Every single apple contains more than 100 million bacteria and it helps us stay healthy, scientists have revealed.

But a study of the fruit's bacterial composition found that, if you leave the core and seeds, the number of microbes you will consume from each fruit drops to 10 million.

Professor Gabriele Berg, of Graz University of Technology, Austria, said: "Putting together the averages for each apple component, we estimate a typical 240g apple contains roughly 100 million bacteria.

"The bacteria, fungi and viruses in our food transiently colonise our gut. Cooking kills most of these, so raw fruit and veg are particularly important sources of gut microbes."

Some of these microbes are important in maintaining a healthy gut environment, or microbiome, Professor Berg, one of the authors of the research, added.
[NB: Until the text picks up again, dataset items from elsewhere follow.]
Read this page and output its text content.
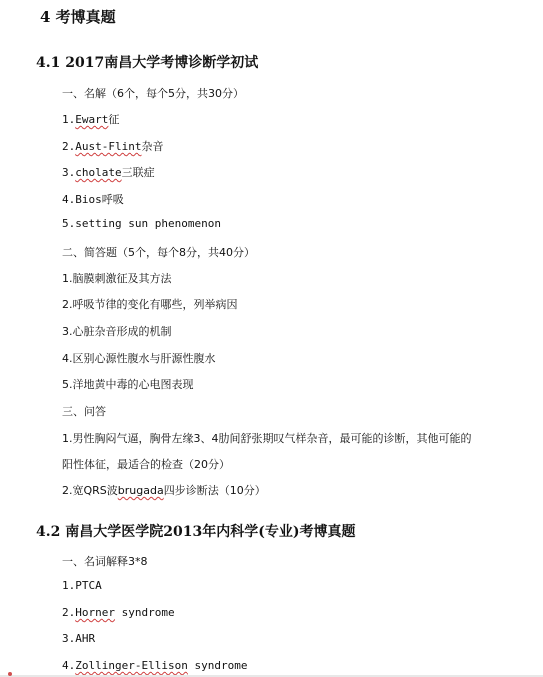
4 考博真题
4.1 2017南昌大学考博诊断学初试
一、名解（6个，每个5分，共30分）
1.Ewart征
2.Aust-Flint杂音
3.cholate三联症
4.Bios呼吸
5.setting sun phenomenon
二、简答题（5个，每个8分，共40分）
1.脑膜刺激征及其方法
2.呼吸节律的变化有哪些，列举病因
3.心脏杂音形成的机制
4.区别心源性腹水与肝源性腹水
5.洋地黄中毒的心电图表现
三、问答
1.男性胸闷气逼，胸骨左缘3、4肋间舒张期叹气样杂音，最可能的诊断，其他可能的
阳性体征，最适合的检查（20分）
2.宽QRS波brugada四步诊断法（10分）
4.2 南昌大学医学院2013年内科学(专业)考博真题
一、名词解释3*8
1.PTCA
2.Horner syndrome
3.AHR
4.Zollinger-Ellison syndrome
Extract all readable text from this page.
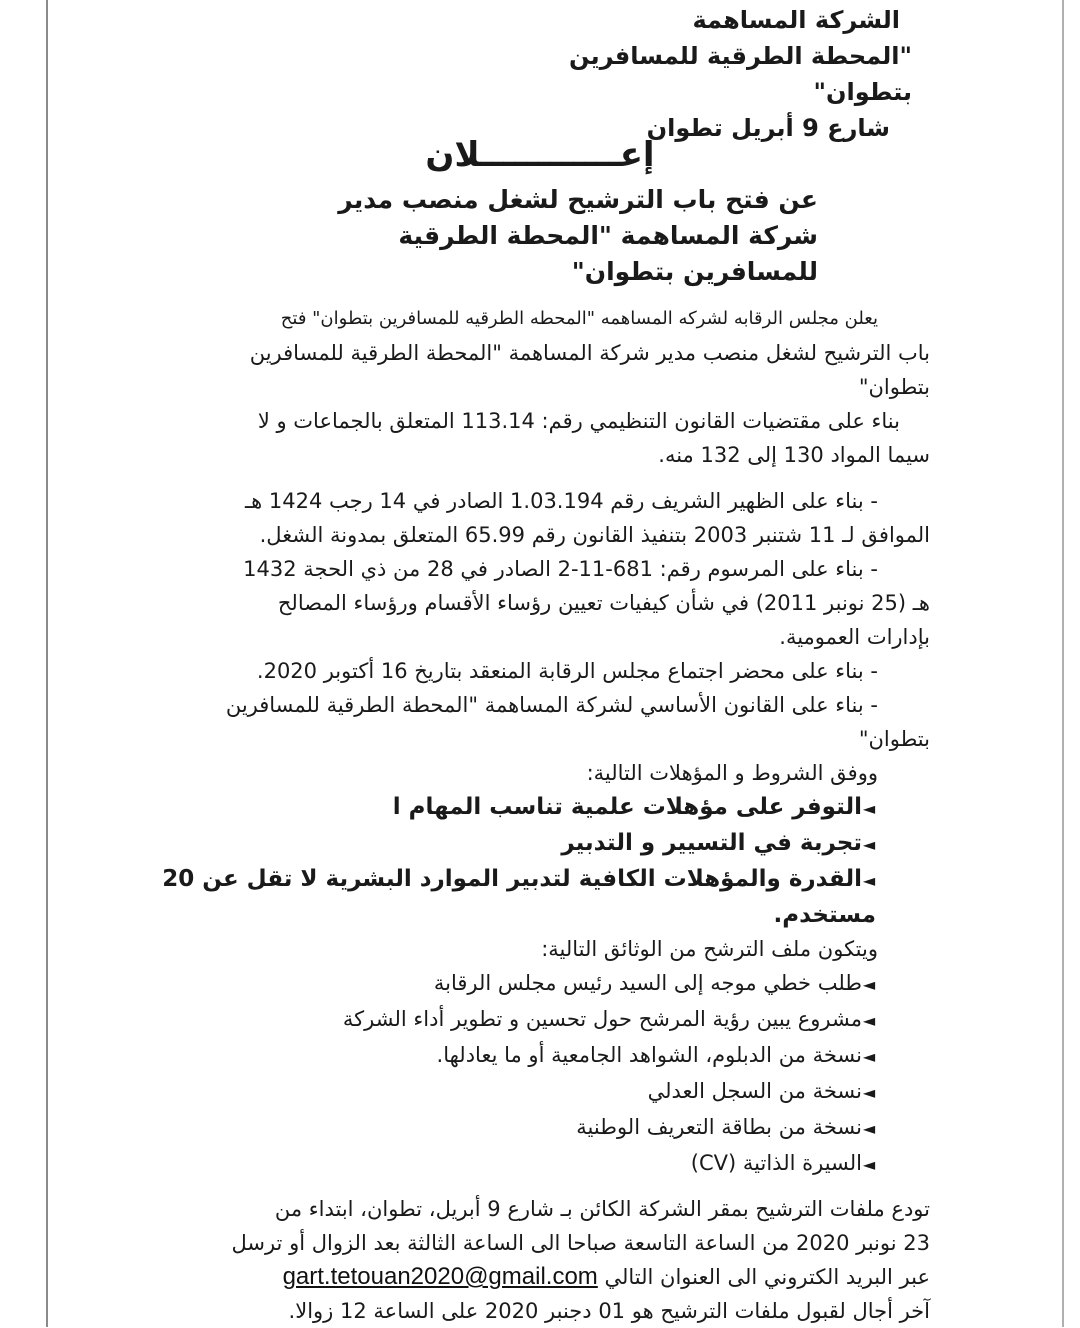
الشركة المساهمة
"المحطة الطرقية للمسافرين بتطوان"
شارع 9 أبريل تطوان
إعــــــــــــلان
عن فتح باب الترشيح لشغل منصب مدير
شركة المساهمة "المحطة الطرقية للمسافرين بتطوان"

يعلن مجلس الرقابه لشركه المساهمه "المحطه الطرقيه للمسافرين بتطوان" فتح

باب الترشيح لشغل منصب مدير شركة المساهمة "المحطة الطرقية للمسافرين بتطوان"

بناء على مقتضيات القانون التنظيمي رقم: 113.14 المتعلق بالجماعات و لا

سيما المواد 130 إلى 132 منه.

- بناء على الظهير الشريف رقم 1.03.194 الصادر في 14 رجب 1424 هـ

الموافق لـ 11 شتنبر 2003 بتنفيذ القانون رقم 65.99 المتعلق بمدونة الشغل.

- بناء على المرسوم رقم: 681-11-2 الصادر في 28 من ذي الحجة 1432

هـ (25 نونبر 2011) في شأن كيفيات تعيين رؤساء الأقسام ورؤساء المصالح

بإدارات العمومية.

- بناء على محضر اجتماع مجلس الرقابة المنعقد بتاريخ 16 أكتوبر 2020.

- بناء على القانون الأساسي لشركة المساهمة "المحطة الطرقية للمسافرين

بتطوان"

ووفق الشروط و المؤهلات التالية:

◄التوفر على مؤهلات علمية تناسب المهام ا

◄تجربة في التسيير و التدبير

◄القدرة والمؤهلات الكافية لتدبير الموارد البشرية لا تقل عن 20

مستخدم.

ويتكون ملف الترشح من الوثائق التالية:

◄طلب خطي موجه إلى السيد رئيس مجلس الرقابة

◄مشروع يبين رؤية المرشح حول تحسين و تطوير أداء الشركة

◄نسخة من الدبلوم، الشواهد الجامعية أو ما يعادلها.

◄نسخة من السجل العدلي

◄نسخة من بطاقة التعريف الوطنية

◄السيرة الذاتية (CV)

تودع ملفات الترشيح بمقر الشركة الكائن بـ شارع 9 أبريل، تطوان، ابتداء من

23 نونبر 2020 من الساعة التاسعة صباحا الى الساعة الثالثة بعد الزوال أو ترسل

عبر البريد الكتروني الى العنوان التالي gart.tetouan2020@gmail.com

آخر أجال لقبول ملفات الترشيح هو 01 دجنبر 2020 على الساعة 12 زوالا.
The microbiome contains around 100 trillion bacteria and other microbes and the more varied its composition, the better it is for us.

The study found the majority of the bacteria are in the apple's seeds, with the flesh accounting for most of the remainder.

The research, published in Frontiers in Microbiology, compared the bacteria in conventional shop-bought apples with those in visually matched fresh organic ones, assessing the stem, peel, flesh, seeds and calyx - the straggly bit at the bottom where the flower used to be.

Overall, organic and conventional apples were occupied by similar numbers of bacteria but they discovered organic apples have a more varied and balanced bacterial community.

"Freshly harvested, organically managed apples harbour a significantly more diverse, more even and distinct bacterial community, compared to conventional ones," Professor Berg said.

"This variety and balance would be expected to limit overgrowth of any one species, and previous studies have reported a negative correlation between human pathogen abundance and microbiome diversity of fresh produce."

Specific groups of bacteria known for health-affecting potential also weighed in favour of organic apples.

Escherichia-Shigella, a group of bacteria that includes known pathogens - disease-causing micro-organisms - was found in most of the conventional apple samples, but not in organic apples.

However for Lactobacilli, which is often used in probiotics, the reverse was true.

The researchers also offer some vindication to those who claim they can taste the difference in organic produce.

Methylobacterium, known to enhance the biosynthesis of strawberry flavour compounds, was significantly more abundant in organic apples, the study found.